How to use 64/32 bit pointers

I have a problem. I want to set pointers to a default value for both 32 bit and 64 bit compiles. The 32-bit version works as:

enum constants { UNDEFINED = 0xDeadBeef }

if ((unsigned long)ptr == UNDEFINED)

but I can't seem to extend this to 64-bits. I've tried
#if __SIZEOF_POINTER__ == 4
enum constants { UNDEFDATA = 0xDeadBeef };
}; // enum constants
#elif __SIZEOF_POINTER__ == 8
enum constants { UNDEFDATA = 0xDeadBeefDeadBeef };
#endif

with:
if (ptr == UNDEFINED)

but get a message saying the '==' is undefined (I understand this)

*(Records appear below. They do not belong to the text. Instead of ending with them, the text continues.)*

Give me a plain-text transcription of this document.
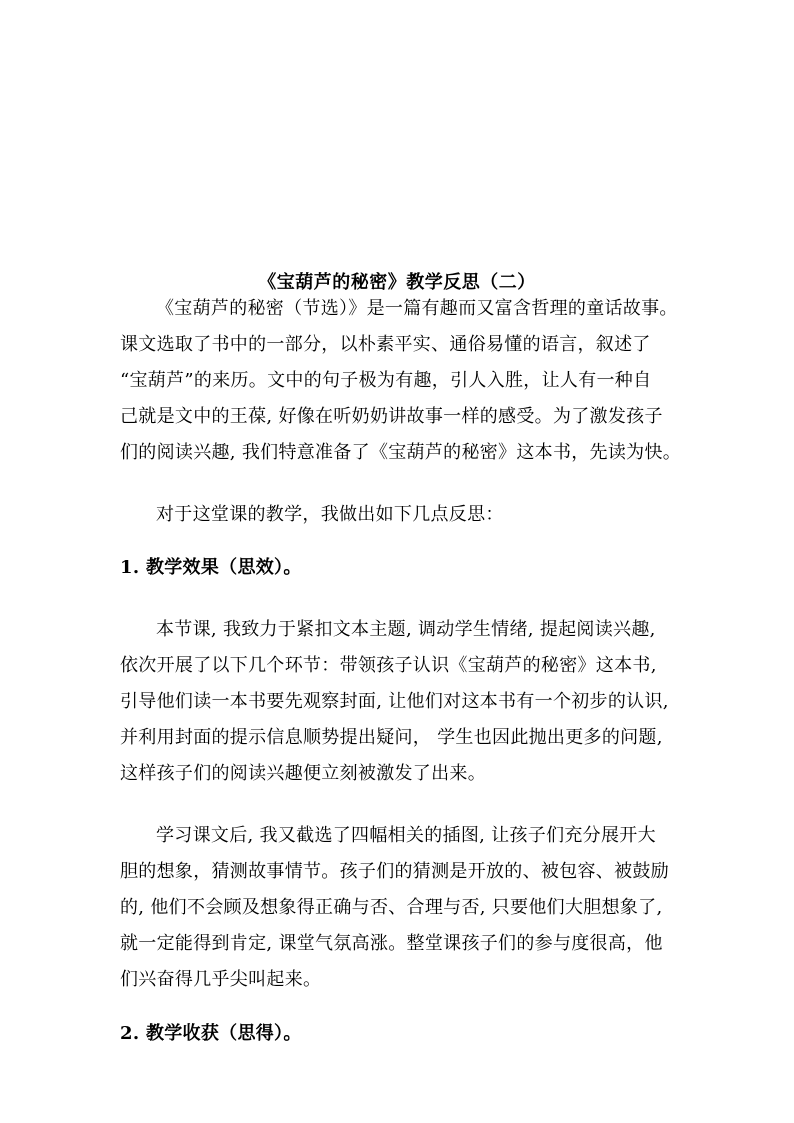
《宝葫芦的秘密》教学反思（二）
《宝葫芦的秘密（节选）》是一篇有趣而又富含哲理的童话故事。
课文选取了书中的一部分，以朴素平实、通俗易懂的语言，叙述了
“宝葫芦”的来历。文中的句子极为有趣，引人入胜，让人有一种自
己就是文中的王葆, 好像在听奶奶讲故事一样的感受。为了激发孩子
们的阅读兴趣, 我们特意准备了《宝葫芦的秘密》这本书，先读为快。
对于这堂课的教学，我做出如下几点反思：
1. 教学效果（思效）。
本节课, 我致力于紧扣文本主题, 调动学生情绪, 提起阅读兴趣,
依次开展了以下几个环节：带领孩子认识《宝葫芦的秘密》这本书,
引导他们读一本书要先观察封面, 让他们对这本书有一个初步的认识,
并利用封面的提示信息顺势提出疑问， 学生也因此抛出更多的问题,
这样孩子们的阅读兴趣便立刻被激发了出来。
学习课文后, 我又截选了四幅相关的插图, 让孩子们充分展开大
胆的想象，猜测故事情节。孩子们的猜测是开放的、被包容、被鼓励
的, 他们不会顾及想象得正确与否、合理与否, 只要他们大胆想象了,
就一定能得到肯定, 课堂气氛高涨。整堂课孩子们的参与度很高，他
们兴奋得几乎尖叫起来。
2. 教学收获（思得）。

Is there any way to setup so that I can change the size of my constants so that the comparisons will always work correctly? I've tried a 'typedef' but the compiler complains at
'typedef unsigned long long ADDR' // won't accept, and
static const SlipCellBase * const TEMPORARY = (SlipCellBase&)0xFFFFFFFFFFFFFFFF; // illegal conversion

enum doesn't work (because it's an int?) and I'm out of ideas.


Not really a direct answer to your question... but why not just use null/nullptr/0 to indicate an invalid pointer? That's exactly what it's for.